La création d’un droit d’expertise
Parfois, la simple garantie d’une négociation peut ne pas suffire à la défense de l’égalité, notamment lorsque les informations manquent, ou lorsque les données collectées doivent être analysées plus finement. Par conséquent, même en cas de négociation obligatoire, les membres du comité d’entreprise ne peuvent toujours étayer efficacement leurs revendications, comme ils ont pu en témoigner lors du travail d’auditions. C’est pour cette raison que les députés ont mis en place ce que l’on appelle un « droit d’expertise ». Concrètement, ce nouveau droit permettra de faire appel à un expert compétent en matière d’égalité professionnelle, afin justement d’aider à analyser les données du RSC. Le recours à cet expert sera financé par l’employeur.

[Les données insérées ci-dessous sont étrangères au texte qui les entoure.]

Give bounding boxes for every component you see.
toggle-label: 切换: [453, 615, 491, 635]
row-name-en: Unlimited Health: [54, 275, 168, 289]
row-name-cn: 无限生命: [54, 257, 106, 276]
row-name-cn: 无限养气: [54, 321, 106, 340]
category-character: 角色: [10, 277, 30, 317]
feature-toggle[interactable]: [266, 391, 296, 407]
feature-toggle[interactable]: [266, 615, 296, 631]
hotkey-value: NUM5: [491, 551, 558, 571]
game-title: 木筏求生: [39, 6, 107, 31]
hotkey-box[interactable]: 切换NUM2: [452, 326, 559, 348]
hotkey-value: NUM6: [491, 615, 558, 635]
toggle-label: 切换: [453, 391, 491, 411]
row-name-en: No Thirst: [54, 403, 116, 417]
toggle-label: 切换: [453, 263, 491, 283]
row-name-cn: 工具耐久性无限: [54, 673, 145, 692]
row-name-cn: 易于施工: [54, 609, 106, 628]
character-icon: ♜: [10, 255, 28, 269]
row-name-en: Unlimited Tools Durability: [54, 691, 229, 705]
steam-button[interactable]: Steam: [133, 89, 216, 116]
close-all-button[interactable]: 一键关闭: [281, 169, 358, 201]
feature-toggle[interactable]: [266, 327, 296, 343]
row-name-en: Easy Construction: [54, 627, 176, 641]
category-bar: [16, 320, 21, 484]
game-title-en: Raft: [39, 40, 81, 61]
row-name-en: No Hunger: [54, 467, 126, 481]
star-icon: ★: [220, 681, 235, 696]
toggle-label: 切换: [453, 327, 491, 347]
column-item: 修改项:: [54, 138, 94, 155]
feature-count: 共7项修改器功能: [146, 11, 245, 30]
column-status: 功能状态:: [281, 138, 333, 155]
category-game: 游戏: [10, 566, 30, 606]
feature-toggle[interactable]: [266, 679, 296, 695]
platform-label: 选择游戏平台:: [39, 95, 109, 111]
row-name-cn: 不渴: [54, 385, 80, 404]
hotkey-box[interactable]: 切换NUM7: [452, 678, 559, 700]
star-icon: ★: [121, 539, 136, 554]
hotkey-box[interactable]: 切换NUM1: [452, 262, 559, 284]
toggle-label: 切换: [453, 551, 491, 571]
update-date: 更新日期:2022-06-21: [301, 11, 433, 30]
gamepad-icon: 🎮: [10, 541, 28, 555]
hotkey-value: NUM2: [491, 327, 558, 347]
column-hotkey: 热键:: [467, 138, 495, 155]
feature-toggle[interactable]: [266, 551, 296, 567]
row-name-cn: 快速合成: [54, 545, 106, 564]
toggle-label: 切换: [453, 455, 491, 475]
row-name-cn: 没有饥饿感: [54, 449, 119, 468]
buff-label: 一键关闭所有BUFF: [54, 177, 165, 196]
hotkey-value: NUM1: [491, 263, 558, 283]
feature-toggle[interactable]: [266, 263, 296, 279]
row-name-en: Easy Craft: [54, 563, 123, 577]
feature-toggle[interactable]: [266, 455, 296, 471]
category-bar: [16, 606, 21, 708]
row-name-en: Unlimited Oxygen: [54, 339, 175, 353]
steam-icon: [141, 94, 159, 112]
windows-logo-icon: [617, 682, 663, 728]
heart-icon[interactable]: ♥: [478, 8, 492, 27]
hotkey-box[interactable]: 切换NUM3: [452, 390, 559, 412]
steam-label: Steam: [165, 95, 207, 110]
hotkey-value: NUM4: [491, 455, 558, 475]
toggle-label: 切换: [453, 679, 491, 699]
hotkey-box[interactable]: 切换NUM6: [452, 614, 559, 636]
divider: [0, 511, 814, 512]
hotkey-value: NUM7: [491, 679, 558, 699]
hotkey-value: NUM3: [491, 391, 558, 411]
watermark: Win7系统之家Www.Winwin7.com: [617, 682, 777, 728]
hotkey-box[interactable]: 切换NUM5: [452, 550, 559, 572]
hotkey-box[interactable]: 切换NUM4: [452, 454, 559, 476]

Pérenniser le modèle de l’assurance-chômage des intermittents

Le texte relatif au dialogue social et à l’emploi s’est également fixé pour objectif de se donner les moyens de pérenniser le régime d’assurance-chômage des intermittents, qui concerne près de 680 000 emplois directs. A cet égard, la loi reconnait la légitimité du caractère exceptionnel de l’intermittence en inscrivant dans le code du travail le principe des annexes 8 et 10 pour écarter toute menace de disparition de ce régime. Par ailleurs, les représentants des professionnels du spectacle pourront, comme ils en faisaient la demande depuis longtemps, participer aux négociations concernant l’évolution et la discussion des règles d’assurance-chômage de leur secteur.

Ainsi, le projet de loi relatif au dialogue social me parait présenter un certain nombre de mesures qui ont fait que j’ai voté pour son adoption. Il ne solutionne pas tout, il implique de suivre attentivement les dispositifs mis en place, mais il propose à mon sens des outils susceptibles de corriger un certain nombre de situations – au premier rang desquelles la représentation des salariés des TPE et le régime des intermittents.